2.2.2. Idiomatic collocations: A criterion to identify this kind of collocations is the lack of congruent translations in other languages. E.g: Pt. aprovar um lei → En. pass a law.
3. Noun+adjective collocations.
The criteria to identify noun+adjective collocations are essentially semantic and are based on Mel’čuk’s lexical functions:
3.1. Adjectives expressing intensification and/or attenuation (Magn, AntiMagn):
- Pt. chuva forte → En. heavy rain.
- Pt. chuva fraca → En. light rain.
NB: We do not annotate combinations in which the adjective expresses the size of a physical object, rather than intensification: big table.
3.2. Adjectives expressing a positive/negative evaluation on the part of the speaker (Bon, AntiBon):
- Es. futuro positivo → En. positive future.
- Pt. boa notícia → En. good news.
3.3. Adjectives expressing a positive/negative evaluation on the part of one of the noun semantic arguments (Pos, AntiPos):
- Es. buena evaluación → En. good evaluation.
- Es. crítica dura → En. harsh criticism.
3.4. Adjectives expressing the sense ‘proper, as it should be’ (Ver, AntiVer):
- Es. lección [~ castigo] merecida → En. deserved lesson.
- Pt. voto válido → En. valid vote.
3.5. Adjectives expressing a specific meaning only in the context of the noun (Non-Standard):
- Es. cabello/ojos castaño(s) (cf. rotulador marrón/*castaño ‘brown marker’) → En. brown hair/eyes.
- Es. año bisiesto → En. leap year.
3.6. Adjectives expressing the sense of ‘intensification+quantification’. or its opposite (Magn_quant, Anti.Magn_quant).

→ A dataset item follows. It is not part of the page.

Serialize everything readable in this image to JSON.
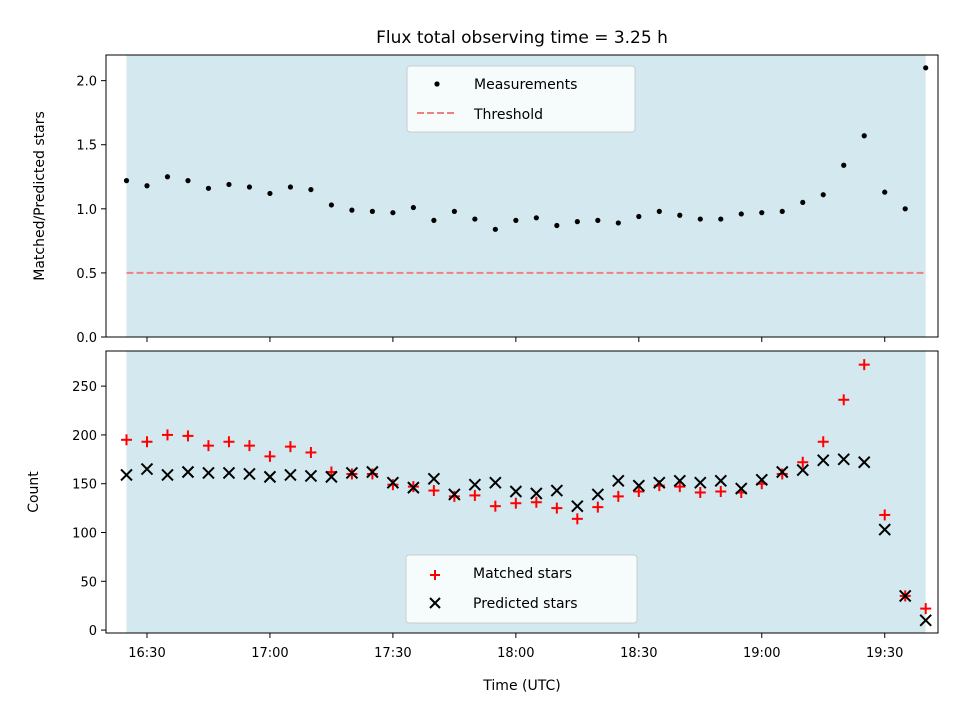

- En. unanimous respect → Es. respeto unánime.
3.7. Adjectives combining the sense ‘intensification’ and ‘time’, and its opposite:
- Es. moda pasajera → En. passing fad.
4. Noun+noun collocations
4.1. Nouns that convey the sense of ‘head of’ (LF Cap):
- En. university dean → Es. decano de la universidad.
4.2. Nouns expressing the sense ‘a unit of’ (Sing) or ‘a set of’ (Mult):
- En. fit of rage → Es. ataque de cólera.

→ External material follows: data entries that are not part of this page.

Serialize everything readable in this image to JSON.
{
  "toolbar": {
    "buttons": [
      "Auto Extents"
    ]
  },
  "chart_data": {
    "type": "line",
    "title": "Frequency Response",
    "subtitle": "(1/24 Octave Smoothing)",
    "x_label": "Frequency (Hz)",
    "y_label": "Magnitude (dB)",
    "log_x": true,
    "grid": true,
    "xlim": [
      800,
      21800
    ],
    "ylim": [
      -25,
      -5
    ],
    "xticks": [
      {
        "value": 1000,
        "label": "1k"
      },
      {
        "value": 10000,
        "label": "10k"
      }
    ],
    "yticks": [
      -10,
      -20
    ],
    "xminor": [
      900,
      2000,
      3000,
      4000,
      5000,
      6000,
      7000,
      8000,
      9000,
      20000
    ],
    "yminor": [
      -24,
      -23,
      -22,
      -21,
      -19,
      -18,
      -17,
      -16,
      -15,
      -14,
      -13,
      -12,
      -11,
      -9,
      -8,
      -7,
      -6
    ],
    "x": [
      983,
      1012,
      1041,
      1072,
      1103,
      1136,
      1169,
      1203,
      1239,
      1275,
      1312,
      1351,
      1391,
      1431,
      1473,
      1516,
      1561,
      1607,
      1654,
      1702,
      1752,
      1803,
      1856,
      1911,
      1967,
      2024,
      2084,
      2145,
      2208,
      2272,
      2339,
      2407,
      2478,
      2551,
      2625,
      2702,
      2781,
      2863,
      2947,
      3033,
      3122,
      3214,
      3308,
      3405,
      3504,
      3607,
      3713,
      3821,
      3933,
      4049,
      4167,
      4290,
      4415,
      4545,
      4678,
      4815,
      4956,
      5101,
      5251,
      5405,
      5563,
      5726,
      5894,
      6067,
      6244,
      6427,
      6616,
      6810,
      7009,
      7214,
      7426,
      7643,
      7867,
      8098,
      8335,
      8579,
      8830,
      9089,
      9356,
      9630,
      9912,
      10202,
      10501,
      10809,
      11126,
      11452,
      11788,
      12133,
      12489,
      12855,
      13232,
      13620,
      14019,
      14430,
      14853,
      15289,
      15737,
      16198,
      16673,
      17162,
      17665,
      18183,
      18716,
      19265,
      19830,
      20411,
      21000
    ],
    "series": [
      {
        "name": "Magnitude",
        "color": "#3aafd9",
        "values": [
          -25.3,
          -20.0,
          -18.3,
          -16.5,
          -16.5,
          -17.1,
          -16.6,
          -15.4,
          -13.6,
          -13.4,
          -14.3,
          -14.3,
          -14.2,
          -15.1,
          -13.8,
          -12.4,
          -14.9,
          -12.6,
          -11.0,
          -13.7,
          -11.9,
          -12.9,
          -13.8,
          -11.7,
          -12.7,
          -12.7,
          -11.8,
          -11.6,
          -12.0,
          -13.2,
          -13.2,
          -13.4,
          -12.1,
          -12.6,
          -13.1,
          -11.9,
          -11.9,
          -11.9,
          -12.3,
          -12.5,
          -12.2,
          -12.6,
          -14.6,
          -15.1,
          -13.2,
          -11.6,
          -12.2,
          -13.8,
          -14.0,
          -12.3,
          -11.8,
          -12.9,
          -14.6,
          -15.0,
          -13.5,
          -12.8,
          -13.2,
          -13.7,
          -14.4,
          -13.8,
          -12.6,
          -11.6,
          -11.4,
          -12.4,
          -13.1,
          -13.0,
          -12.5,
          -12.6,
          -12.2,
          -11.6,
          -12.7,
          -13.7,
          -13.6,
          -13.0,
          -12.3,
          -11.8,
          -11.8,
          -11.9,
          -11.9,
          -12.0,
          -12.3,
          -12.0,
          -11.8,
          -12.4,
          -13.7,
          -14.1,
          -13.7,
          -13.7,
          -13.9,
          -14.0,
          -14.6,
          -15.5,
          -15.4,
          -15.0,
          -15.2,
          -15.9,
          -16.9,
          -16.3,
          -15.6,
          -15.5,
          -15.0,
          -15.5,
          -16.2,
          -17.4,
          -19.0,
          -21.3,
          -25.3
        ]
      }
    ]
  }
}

- En. sheep herd → Pt. rebanho de ovelhas.
4.3. Nouns expressing the sense of ‘centre of’ (Centr):
- En. heart of darkness → Es. corazón de las tinieblas.

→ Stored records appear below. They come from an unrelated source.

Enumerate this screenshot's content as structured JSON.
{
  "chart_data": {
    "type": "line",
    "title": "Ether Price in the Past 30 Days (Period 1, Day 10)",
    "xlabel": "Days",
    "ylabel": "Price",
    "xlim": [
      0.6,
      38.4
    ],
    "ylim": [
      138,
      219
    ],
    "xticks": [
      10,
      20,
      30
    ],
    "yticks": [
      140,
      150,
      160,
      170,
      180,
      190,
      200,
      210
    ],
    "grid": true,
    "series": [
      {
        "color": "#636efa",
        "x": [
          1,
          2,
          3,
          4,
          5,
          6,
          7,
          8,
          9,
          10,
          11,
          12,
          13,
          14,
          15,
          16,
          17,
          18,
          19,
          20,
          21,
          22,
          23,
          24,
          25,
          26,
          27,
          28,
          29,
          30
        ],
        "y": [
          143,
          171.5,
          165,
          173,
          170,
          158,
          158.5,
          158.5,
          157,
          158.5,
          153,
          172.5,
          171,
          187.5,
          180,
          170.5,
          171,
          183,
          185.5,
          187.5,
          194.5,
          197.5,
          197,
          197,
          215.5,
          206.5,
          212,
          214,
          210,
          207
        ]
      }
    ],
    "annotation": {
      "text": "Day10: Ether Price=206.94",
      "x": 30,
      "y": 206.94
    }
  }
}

4.4. Nouns conveying the sense ‘culmination of’ (Culm):
- Es. la cima de la escalinata → En. the top of the staircase.
4.5. Nouns expressing a generic concept that encompass the sense of the second noun (Gener):
- En. feeling of guilt → Es. sentimiento de culpa.
- En. colera disease → Es. enfermedad del cólera.
4.6. Nouns conveying the sense ‘inception’ (Germ):
- En. bout of rabies → Es. brote de rabia.
NB: we only annotate this kind of collocations if head=collocate, and dependent=base.
References
- Mel'čuk, I. A. 1995. “Phrasemes in Language and Phraseology in Linguistics.” In M. Everaert, E.-J. Van der Linden, A. Schenk & R. Schreuder (eds.) Idioms: Structural and Psychological perspectives, 167–232. Hillsdale, NJ: Lawrence Erlbaum.
- Mel’čuk, I. A. (1996). Lexical Functions: A Tool for the Description of Lexical Relations in a Lexicon. In L. Wanner (ed.), Lexical Functions in Lexicography and Natural Language Processing, 37–113. Amsterdam/Philadelphia: John Benjamins.
- PARSEME shared task 1.1 annotation guidelines (last updated on November 30, 2017), § 5.2: link.
- Polguère, A. (2012). Propriétés sémantiques et combinatoires des quasi-prédicats sémantiques. Scolia, 26, 131–152.